What’s nuclear energy’s future? Tennessee will play a big role

by Linda

There’s reason to think a future friendlier to nuclear energy is coming.

Vladimir Sobes, an associate professor of nuclear engineering at the University of Tennessee at Knoxville, says the numbers tell part of the story.

“Literally, in the last three years we have tripled the undergraduate class,” Sobes said. “The young population, the young generation, is seeing nuclear on the rise and they’re excited and committed to it.”

A standard class in past years amounted to about 40 students, he said. Now, the department has 120 freshmen.

UT’s nuclear engineering department is one of the best, according to the U.S. News & World Report, which placed the department’s graduate program third nationally. The department also benefits from close ties with institutions like the Oak Ridge National Laboratory, which is managed by UT-Batelle, a partnership between the university and the nonprofit Battelle Memorial Insitute.

Sobes isn’t alone with his optimism. He and others talked over the future of nuclear power in a moderated conversation at UT on Sept. 28.

The Nuclear Company, a startup based in South Carolina, is wrapping up a 14-site bus tour promoting its business and nuclear generation with screenings of a documentary, “The Nuclear Frontier.” The screening in Knoxville, the second-to-last on the startup’s schedule, was a prompt for talking about the path forward for nuclear energy.

It’s a high-stakes debate, the company’s chief nuclear officer, Joe Klecha, told an audience at the university’s Baker School.
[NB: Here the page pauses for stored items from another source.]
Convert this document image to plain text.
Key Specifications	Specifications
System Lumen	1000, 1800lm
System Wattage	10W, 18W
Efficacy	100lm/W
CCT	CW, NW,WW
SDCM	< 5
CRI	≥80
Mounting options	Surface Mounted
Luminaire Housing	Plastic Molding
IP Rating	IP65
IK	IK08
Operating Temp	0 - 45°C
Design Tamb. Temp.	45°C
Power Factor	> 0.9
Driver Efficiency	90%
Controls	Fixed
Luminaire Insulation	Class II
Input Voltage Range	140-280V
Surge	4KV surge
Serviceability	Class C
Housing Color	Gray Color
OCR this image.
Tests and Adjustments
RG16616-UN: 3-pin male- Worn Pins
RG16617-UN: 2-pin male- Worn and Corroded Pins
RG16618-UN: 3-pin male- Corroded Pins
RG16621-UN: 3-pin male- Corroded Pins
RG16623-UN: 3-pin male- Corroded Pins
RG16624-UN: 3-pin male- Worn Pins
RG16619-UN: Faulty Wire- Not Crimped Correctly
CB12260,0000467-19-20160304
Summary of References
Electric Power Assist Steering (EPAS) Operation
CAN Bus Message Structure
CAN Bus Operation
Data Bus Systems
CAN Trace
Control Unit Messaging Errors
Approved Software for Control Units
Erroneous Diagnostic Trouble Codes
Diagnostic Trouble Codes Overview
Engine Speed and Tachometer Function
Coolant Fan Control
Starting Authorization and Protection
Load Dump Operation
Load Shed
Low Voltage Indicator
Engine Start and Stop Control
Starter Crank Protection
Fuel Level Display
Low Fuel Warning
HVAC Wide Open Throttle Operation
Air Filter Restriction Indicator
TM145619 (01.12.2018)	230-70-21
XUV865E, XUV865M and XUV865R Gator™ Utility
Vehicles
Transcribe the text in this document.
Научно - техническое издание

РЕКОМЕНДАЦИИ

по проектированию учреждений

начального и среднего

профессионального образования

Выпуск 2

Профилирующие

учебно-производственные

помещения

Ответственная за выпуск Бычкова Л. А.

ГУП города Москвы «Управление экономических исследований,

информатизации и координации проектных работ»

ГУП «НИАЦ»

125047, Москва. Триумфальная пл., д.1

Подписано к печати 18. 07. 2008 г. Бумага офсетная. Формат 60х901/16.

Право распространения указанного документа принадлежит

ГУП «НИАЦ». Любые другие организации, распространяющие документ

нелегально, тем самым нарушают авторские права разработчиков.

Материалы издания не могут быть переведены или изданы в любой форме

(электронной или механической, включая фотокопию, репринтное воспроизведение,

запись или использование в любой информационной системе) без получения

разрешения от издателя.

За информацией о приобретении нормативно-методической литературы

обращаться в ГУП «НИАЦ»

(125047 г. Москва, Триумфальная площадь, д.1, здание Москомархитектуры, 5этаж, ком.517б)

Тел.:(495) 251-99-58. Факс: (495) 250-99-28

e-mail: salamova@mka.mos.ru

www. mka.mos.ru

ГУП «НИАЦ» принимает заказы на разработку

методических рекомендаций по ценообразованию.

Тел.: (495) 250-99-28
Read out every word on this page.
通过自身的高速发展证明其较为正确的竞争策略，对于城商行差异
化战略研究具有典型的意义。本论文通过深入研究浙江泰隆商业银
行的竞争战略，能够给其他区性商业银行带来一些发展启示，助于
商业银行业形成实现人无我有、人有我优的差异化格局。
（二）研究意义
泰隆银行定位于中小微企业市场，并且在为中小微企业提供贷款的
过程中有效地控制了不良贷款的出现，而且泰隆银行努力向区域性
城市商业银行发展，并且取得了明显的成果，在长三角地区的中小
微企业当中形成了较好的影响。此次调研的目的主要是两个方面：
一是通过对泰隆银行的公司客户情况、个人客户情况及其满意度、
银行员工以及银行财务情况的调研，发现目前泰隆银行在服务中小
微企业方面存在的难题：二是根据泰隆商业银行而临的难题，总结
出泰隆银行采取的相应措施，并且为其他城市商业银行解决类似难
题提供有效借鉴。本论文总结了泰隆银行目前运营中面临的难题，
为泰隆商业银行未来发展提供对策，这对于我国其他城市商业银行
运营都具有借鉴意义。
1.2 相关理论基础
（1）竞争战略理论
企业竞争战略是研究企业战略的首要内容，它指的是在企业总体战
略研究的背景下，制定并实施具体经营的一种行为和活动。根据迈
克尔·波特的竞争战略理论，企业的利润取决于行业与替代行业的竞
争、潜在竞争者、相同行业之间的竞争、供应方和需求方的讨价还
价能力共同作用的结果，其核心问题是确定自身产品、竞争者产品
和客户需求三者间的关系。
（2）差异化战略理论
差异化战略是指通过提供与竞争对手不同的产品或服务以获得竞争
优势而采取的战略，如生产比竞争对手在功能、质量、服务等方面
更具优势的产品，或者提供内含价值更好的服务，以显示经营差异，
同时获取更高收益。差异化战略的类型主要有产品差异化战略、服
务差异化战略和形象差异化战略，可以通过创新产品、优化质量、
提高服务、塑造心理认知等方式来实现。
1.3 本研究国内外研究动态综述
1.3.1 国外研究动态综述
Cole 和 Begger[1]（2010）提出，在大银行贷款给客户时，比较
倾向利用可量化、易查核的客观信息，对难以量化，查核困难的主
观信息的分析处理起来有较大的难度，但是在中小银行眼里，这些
America needs to increase its nuclear energy generation if it hopes to keep up with China and Russia, Klecha said during the panel, repeating a key theme of the documentary.

The Nuclear Company exists to build and run nuclear reactors in the U.S., and a May filing with the Securities and Exchange Commission showed the company recently raised $46 million toward that end. Its leaders are hoping to build more nuclear power through partnerships with other private companies and utilities.

Increasing domestic nuclear energy production is a priority for the administration of President Donald Trump, who’s signed a series of executive orders aiming to “unleash American energy” as power demand increases for the first time in decades. It’s a project with deep roots in East Tennessee. Moree than 150 nuclear companies are based in or operate in Knoxville and Oak Ridge.

The Nuclear Company itself doesn’t have tight business ties to East Tennessee at this point, Klecha told Knox News, but it’s open to the prospect going forward.

Nuclear on an upswing across the US, with strong East Tennessee ties

If UT’s numbers represent a broader trend of research interest in the U.S. nuclear sphere, they’re a break with the recent past.

An analysis from the International Energy Agency shows the U.S. has slowed low-carbon energy research spending on nuclear technology since the 1990s. But Greg Boerschig, vice president of the Tennessee Valley Authority’s Clinch River reactor project, said there’s support for nuclear power across political party lines.

Both former President Joe Biden, a Democrat, and Trump, a Republican, have backed nuclear generation, which accounts for a little less than 20% of utility-scale generation.

“This is really the first time in my career that we’ve seen bipartisan support for the industry,” Boerschig said.

In Tennessee, officials are mostly aligned when it comes to nuclear energy, according to Tracy Boatner, president of the East Tennessee Economic Council. And recent nuclear waste cleanup efforts have made a difference to East Tennessee’s place in the nuclear space, Boatner said.

Boatner noted dozens of nuclear firms have moved to Oak Ridge.

“Probably most of these announcements would not have happened if we had not had the cleanup of the legacy waste from the Manhattan Project and the Cold War that enabled us to free up the land so that we could have these projects coming to our state,” she said.

What’s holding back nuclear power in East Tennessee, across the US?

Recent decades have seen America’s nuclear capacity stagnate, according to a report from the Council on Foreign Relations, a think tank focused on international policy. Nuclear development is expensive and time-consuming, making it a heavier political lift than some other forms of energy.

John Canik shows a model of a stellarator created by his nuclear fusion company, Type One Energy, in Hardin Valley on March 26.

Tim Fitzgerald, an economist and professor with the Baker School, said the federal future of nuclear energy rests on executive orders from the Trump administration.

“To use the parlance of the nuclear industry: We’ve had a first mover,” Fitzgerald said, referring to the Trump administration. “We haven’t yet had a fast follower. And it is not clear that the policy process is going to deliver.”

Positions that haven’t been filled and federal restructuring adds to uncertainty on the policy front, he said. The Trump administration’s National Energy Dominance Council also lacks a clear structure, Fitzgerald said, as well as “a clear vision on the value of clean, emission-free power that nuclear can provide.”

The supply chain also presents some challenges.

“You can’t get large forgings in the United States for commercial nuclear steam supply components,” Boerschig said.

Getting that capacity to the U.S. would be helpful in fufilling East Tennessee’s nuclear potential, he said.